Syndrome de SweetPlus de 500 observations ont été rapportées dans des revues de toutes les disciplines, soulignant le polymorphisme de l’expression clinique de cette affection multisystémique et la diversité des maladies qui peuvent lui être associées.

Les travaux actuels convergent pour indiquer qu’il s’agit d’une maladie neutrophilique dont l’expression cutanée est prédominante.

Son association significative aux hémopathies myéloïdes ouvre des perspectives intéressantes sur l’origine et la nature des polynucléaires neutrophiles impliqués dans le processus pathologique, bien que l’on soit encore très ignorant des mécanismes conduisant à l’infiltration des neutrophiles dans la peau et parfois dans d’autres organes.

Épidémiologie :

Le syndrome de Sweet (SS) n’a pas de répartition géographique particulière ni de caractère racial électif.

Son incidence exacte n’est pas connue.

Quelques études épidémiologiques indiquent sa fréquence.

En Écosse, l’incidence annuelle est de 2,7 cas pour 1 million d’habitants.

En Suisse, la variabilité annuelle de l’incidence soulève le rôle éventuel de facteurs infectieux.

Dans une étude rétrospective allemande faite entre 1985 et 1993, 38 cas de SS ont été diagnostiqués avec des pics de survenue au printemps et en automne.

La prédominance féminine du SS (3,7 femmes pour un homme) est un peu tempérée dans les grandes séries où l’on dénombre 2,3 à 2,8 cas féminins pour un cas masculin.

L’âge moyen de survenue est de 30 à 60 ans, mais le SS peut aussi se voir chez des patients plus âgés et chez les enfants, avec une égale répartition fille-garçon dans les formes pédiatriques.

Aspects cliniques :

A – MANIFESTATIONS CUTANÉES :

Typiquement, le SS se caractérise par des papules érythémateuses tendues qui augmentent de taille pour former des plaques surélevées douloureuses bien limitées, à surface mamelonnée ou pseudovésiculeuse.

Les lésions mesurent de quelques millimètres à 10-20 centimètres de diamètre.

Elles sont en nombre variable, d’abord asymétriquement réparties, puis symétriques.

Elles siègent préférentiellement à la face postéroexterne des avant-bras, au dos des mains, des doigts, au visage, à la nuque, plus rarement au tronc.
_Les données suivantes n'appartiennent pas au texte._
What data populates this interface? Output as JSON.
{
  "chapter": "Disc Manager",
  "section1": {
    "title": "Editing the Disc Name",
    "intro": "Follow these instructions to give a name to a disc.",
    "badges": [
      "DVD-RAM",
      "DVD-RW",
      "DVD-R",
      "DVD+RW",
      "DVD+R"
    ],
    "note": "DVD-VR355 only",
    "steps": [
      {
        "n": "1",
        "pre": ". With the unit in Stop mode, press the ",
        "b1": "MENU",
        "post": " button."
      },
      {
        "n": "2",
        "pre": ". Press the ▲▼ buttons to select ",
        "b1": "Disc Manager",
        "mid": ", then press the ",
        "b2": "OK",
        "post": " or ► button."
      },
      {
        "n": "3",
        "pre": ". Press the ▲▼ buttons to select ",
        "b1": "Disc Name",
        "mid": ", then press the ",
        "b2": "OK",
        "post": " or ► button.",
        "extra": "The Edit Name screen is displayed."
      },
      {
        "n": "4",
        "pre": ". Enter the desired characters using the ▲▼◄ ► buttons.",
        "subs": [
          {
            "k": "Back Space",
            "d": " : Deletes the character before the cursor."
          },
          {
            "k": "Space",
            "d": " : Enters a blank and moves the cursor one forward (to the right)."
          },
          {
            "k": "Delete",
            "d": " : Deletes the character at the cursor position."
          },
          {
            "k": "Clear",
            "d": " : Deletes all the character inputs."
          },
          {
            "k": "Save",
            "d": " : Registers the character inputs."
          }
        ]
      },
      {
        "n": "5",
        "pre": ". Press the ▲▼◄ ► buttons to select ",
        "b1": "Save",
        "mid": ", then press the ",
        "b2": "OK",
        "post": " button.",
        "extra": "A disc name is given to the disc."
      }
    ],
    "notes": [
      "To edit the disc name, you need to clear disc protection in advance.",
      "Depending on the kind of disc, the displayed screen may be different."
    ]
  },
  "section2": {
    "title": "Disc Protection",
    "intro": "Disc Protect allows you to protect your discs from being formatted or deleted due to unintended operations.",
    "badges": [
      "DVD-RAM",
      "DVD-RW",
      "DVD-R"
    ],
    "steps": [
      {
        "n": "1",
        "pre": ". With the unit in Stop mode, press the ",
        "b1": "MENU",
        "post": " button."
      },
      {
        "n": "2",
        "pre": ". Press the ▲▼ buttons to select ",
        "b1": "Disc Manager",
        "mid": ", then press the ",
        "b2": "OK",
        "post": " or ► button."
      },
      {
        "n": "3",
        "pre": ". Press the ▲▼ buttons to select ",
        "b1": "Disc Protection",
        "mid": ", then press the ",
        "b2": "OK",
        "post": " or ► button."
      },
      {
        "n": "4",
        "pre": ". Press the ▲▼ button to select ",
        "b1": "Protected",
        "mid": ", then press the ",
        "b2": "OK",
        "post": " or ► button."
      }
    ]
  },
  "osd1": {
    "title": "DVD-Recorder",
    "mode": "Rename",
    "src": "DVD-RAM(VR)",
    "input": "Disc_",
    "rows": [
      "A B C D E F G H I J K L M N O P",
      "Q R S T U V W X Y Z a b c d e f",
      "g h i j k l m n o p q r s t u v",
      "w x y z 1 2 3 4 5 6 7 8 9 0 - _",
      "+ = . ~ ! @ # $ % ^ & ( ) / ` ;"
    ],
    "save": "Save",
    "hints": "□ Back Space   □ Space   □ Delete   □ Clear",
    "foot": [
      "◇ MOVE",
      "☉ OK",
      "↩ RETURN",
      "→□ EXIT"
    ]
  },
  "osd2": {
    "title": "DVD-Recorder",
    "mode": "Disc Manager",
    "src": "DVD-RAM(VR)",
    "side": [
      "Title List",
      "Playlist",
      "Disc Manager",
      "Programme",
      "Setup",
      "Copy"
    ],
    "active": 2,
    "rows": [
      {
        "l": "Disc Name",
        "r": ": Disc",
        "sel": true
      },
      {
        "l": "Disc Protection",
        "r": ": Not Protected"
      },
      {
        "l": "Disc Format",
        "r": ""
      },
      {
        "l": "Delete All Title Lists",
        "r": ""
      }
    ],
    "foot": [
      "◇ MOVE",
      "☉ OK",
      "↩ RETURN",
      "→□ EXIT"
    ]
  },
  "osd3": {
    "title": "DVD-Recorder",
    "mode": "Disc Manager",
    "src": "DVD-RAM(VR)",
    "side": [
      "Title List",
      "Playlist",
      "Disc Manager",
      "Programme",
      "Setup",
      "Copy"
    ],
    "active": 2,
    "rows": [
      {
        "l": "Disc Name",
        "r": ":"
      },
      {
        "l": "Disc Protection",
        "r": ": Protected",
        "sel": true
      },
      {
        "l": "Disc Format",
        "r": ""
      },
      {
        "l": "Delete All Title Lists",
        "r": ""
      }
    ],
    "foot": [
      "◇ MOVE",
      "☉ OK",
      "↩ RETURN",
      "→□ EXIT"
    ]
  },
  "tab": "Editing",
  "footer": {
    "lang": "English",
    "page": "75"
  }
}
Aux membres inférieurs, elles se manifestent souvent sous l’aspect de nodules dermohypodermiques simulant un érythème noueux.

Lors de l’évolution, les plaques s’affaissent en leur centre, donnant des images de pseudococarde.

Elles peuvent laisser une pigmentation séquellaire et transitoire.

Les lésions sont parfois moins typiques, se manifestant par des plaques érythématopustuleuses ou par des pustules isolées.

Les plaques érythémateuses peuvent se couvrir de bulles hémorragiques.

Elles peuvent devenir franchement nécrotiques et s’ulcérer, simulant un pyoderma gangrenosum.

Dans certains cas, l’atteinte se présente sous l’aspect d’un vaste placard érythématoviolacé oedémateux et infiltré évoquant une cellulite infectieuse.

Ces formes sont volontiers localisées au visage.

Très récemment, on a décrit une forme nouvelle et atypique de dermatose neutrophilique qui peut se rapprocher des formes profondes de SS.

Il s’agit d’abcès sous-cutanés aseptiques.

L’atteinte des muqueuses buccale et génitale est rare, se traduisant par des pustules aphtoïdes sur les lèvres, la muqueuse buccale ou la langue, des ulcérations, des pustules sur la muqueuse vulvaire et parfois aussi le vagin ou le col utérin.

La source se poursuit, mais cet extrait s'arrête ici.